Dispense: the-n+1-queries-problem

Matteo Vaccari > Applicazioni Web

The “N+1 queries” is a common performance problem that can happen when we deal with an entity that has a one-to-many relation to another. For instance, a Quote has-many Comments. When we display a page with all quotes we might use

def find_all_quotes(category_id)
  quotes = db_select
    "select * from quotes where category_id = #{category_id} limit 100"
  for quote in quotes
    quote[:comments] = db_select 
        "select * from comments where quote_id = #{quote.id}"
  end
end

You see that we are performing a first query to find the quotes, and then an additional query for every quote we found. This is obviously bad for performance. It's much more efficient to issue a single big query than many small queries.

For instance:

def find_all_quotes(category_id)
  quotes = db_select 
    "select * from quotes where category_id = #{category_id} order by quote_id limit 100"
  comments = db_select 
    "select * from comments where quote_id in " +
    "(select quote_id from quotes where category_id = #{category_id} limit 100)" 
  # loop through results and attach each comment to its quote
  # ... 
end

An alternative way would be to use a join like

select * from quotes q, comments c 
where c.quote_id = q.quote_id
  and category_id = #{category_id}

The choice to use a join or two separate queries depends on the particular case; in general the join is less efficient but not always.

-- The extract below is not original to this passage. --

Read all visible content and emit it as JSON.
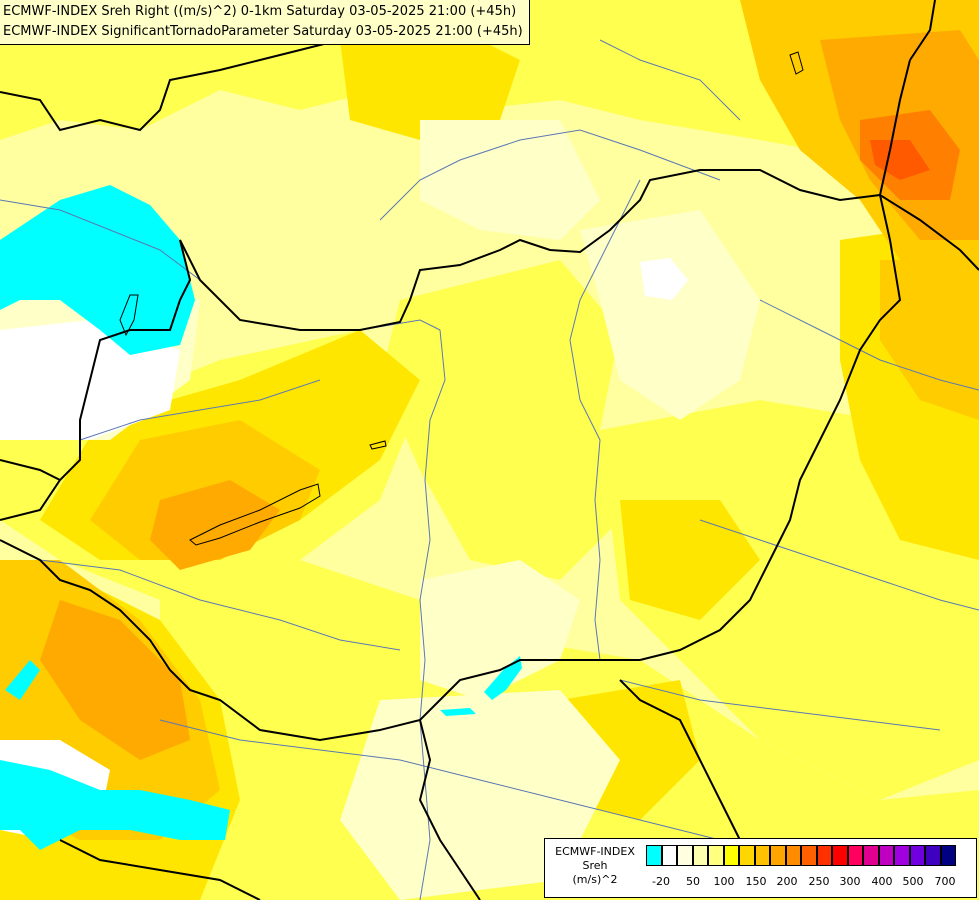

In both cases some work must be done after the queries are done. The query results must be fixed so that the result of the find_all_quotes function is an array of quotes where each quote contains an array of comments. This is not a significant overhead, compared to doing N+1 queries.

Note: in these examples we assume that category_id was previously cleaned to protect us from SQL injection attacks.